Temani Pangeran Diponegoro Sampai Akhir Hayat

Temani Pangeran Diponegoro Sampai Akhir Hayat

Temani
Temani Pangeran Diponegoro Sampai Akhir Hayat

indoarkeologi.xyz, Temani Pangeran – BELANDA selanjutnya berhasil menangkap Pangeran Diponegoro sesudah sekian lama lakukan perburuan. Perang Jawa jadi catatan panjang yang memicu kas Belanda terkuras hadapi Pangeran Diponegoro dan pasukannya. Semasa ditangkap dan diasingkan, Pangeran Diponegoro konon tak pernah terlepas dari keris pribadinya Kiai Ageng Bondoyudo.

Ketika ditangkap itulah Pangeran Diponegoro diberikan pengawalan ketat ditunaikan ke pangeran kala ditangkap di Pulau Jawa, sebelum diasingkan.
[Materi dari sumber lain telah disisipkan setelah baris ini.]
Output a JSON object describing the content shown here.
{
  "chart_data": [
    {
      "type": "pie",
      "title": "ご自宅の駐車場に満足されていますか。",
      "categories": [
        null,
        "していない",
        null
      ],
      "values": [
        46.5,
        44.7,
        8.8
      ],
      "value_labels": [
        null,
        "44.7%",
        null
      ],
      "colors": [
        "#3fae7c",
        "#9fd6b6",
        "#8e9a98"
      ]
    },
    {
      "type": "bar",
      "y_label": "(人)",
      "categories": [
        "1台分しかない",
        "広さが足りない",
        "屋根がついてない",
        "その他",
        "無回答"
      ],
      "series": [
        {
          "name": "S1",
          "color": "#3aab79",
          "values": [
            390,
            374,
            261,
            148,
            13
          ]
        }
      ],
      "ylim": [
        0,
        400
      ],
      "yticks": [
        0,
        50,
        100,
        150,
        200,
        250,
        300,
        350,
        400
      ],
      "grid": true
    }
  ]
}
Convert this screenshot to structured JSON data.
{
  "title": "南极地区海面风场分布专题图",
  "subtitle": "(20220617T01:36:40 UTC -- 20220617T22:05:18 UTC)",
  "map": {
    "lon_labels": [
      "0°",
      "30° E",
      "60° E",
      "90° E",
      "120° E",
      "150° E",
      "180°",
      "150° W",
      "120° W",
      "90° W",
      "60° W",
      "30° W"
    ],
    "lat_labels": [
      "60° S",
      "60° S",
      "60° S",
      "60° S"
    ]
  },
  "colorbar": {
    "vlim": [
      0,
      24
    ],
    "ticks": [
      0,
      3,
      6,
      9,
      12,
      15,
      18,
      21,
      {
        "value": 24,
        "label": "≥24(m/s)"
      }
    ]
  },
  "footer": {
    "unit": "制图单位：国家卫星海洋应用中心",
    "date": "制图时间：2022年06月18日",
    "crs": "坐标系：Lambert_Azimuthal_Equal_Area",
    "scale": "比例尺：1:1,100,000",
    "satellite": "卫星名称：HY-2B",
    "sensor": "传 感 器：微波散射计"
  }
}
Konon sang pangeran udah pasrah dan mengetahui ia dapat diasingkan.

Bahkan nana Ambon yang sempat muncul di dalam penuturan bersama seorang kolonel Belanda cobalah ditanyakan Pangeran Diponegoro ke pengawalnya. Konon pas pada 5 April 1830, rombongan pangeran yang terdiri dari 19 orang itu masuk Pelabuhan Tanjung Mas Semarang.

Sang pangeran sebagaimana dicatatkan pada buku “Takdir Riwayat Pangeran Diponegoro 1785 – 1855” postingan Peter Carey sempat meminum sebotol air zamzam dari Mekkah, yang diberikan kepadanya di Magelang oleh seorang haji yang baru pulang dari tanah suci Mekkah. Air zamzam ini juga untuk obat sang pangeran yang memang mengidamkan diberi kesempatan untuk pergi ke Tanah Suci Mekkah lebih-lebih dahulu.

Dari Semarang, Pangeran Diponegoro dibawa ke Batavia dan ditahan di area tahanan polisi di area bawah di mana Kiai Mojo dan rombongannya tak lama pada mulanya juga ditahan disitu selama satu tahun.

Dari sana sang pangeran kemudian dibawa ke Manado bersama kondisi yang memburuk. Tampak pemimpin Perang Jawa ini tulang pipinya agak cekung, akibat serangan malaria yang tetap ia derita dan konsisten begitu selama perjalanannya ke Manado.

Sementara Johannes Van bersama Bosch yang berada di Bogor, tengah berdiskusi bersama sebagian orang berdasarkan laporan pribadi berkenaan Pangeran Diponegoro yang diberikan pengawal. Dari sana hukuman apa yang pantas diberikan ke sang pangeran disusun.

Keputusan akhir seluruh usulan untuk mengizinkan pangeran tetap berada di Pulau Jawa ditolak, sang pangeran diganti bersama hukuman pengasingan seumur hidup. Hal ini disebut demi “kedamaian” Pulau Jawa Diponegoro mesti diperlakukan sebagai tahanan negara.

Pada selanjutnya Sang Pangeran Diponegoro sangat diasingkan bersama dikirim memakai kapal ke Manado. Setidaknya ada 50 serdadu yang ditugaskan mengawal Pangeran Diponegoro di dalam pelayaran bersama kapal ke Manado. Begitu juga ketika tiba nanti di target residen mesti sedia kan pasukan di dalam kuantitas yang cukup, untuk meyakinkan pangeran tidak dapat kabur.

Karena statusnya sebagai tahanan negara, standing kebangsawanannya dan tingkat pelanggarannya sang pangeran diberikan uang sebanyak 600 gulden. Uang itu digunakan sebagai tunjangan bulanan sebagaimana yang di terima Sultan Hamengkubuwana II kala diasingkan di Ambon pada tahun 1817 – 1825.

Putra-putri pangeran tak ada yang turut sang pangeran, mereka diizinkan untuk kembali hidup di Tegalrejo oleh Van den Bosch bersama catatan tidak membahayakan Tanah Jawa. Para keluarga cuma diberikan draf dokumen untuk pembagian keris dan tombak pusaka Pangeran Diponegoro, yang diasingkan di Makassar.

Kapten Roeps jadi pengawal Belanda yang ditugaskan sesuaikan warisan pembagian keris dan tombak pusaka Pangeran Diponegoro untuk membagikan kepada para bagian keluarga sang pangeran.

Konon dari sejumlah keris dan pusaka sang pangeran cuma keris pribadi Diponegoro, Kiai Ageng Bondoyudo yang tetap berada di tangan sang pangeran hingga akhir hayat. Menurut saksi dari keluarga Pangeran Diponegoro di Makassar, keris itu turut dikuburkan bersama pangeran di pemakaman Kampung Melayu.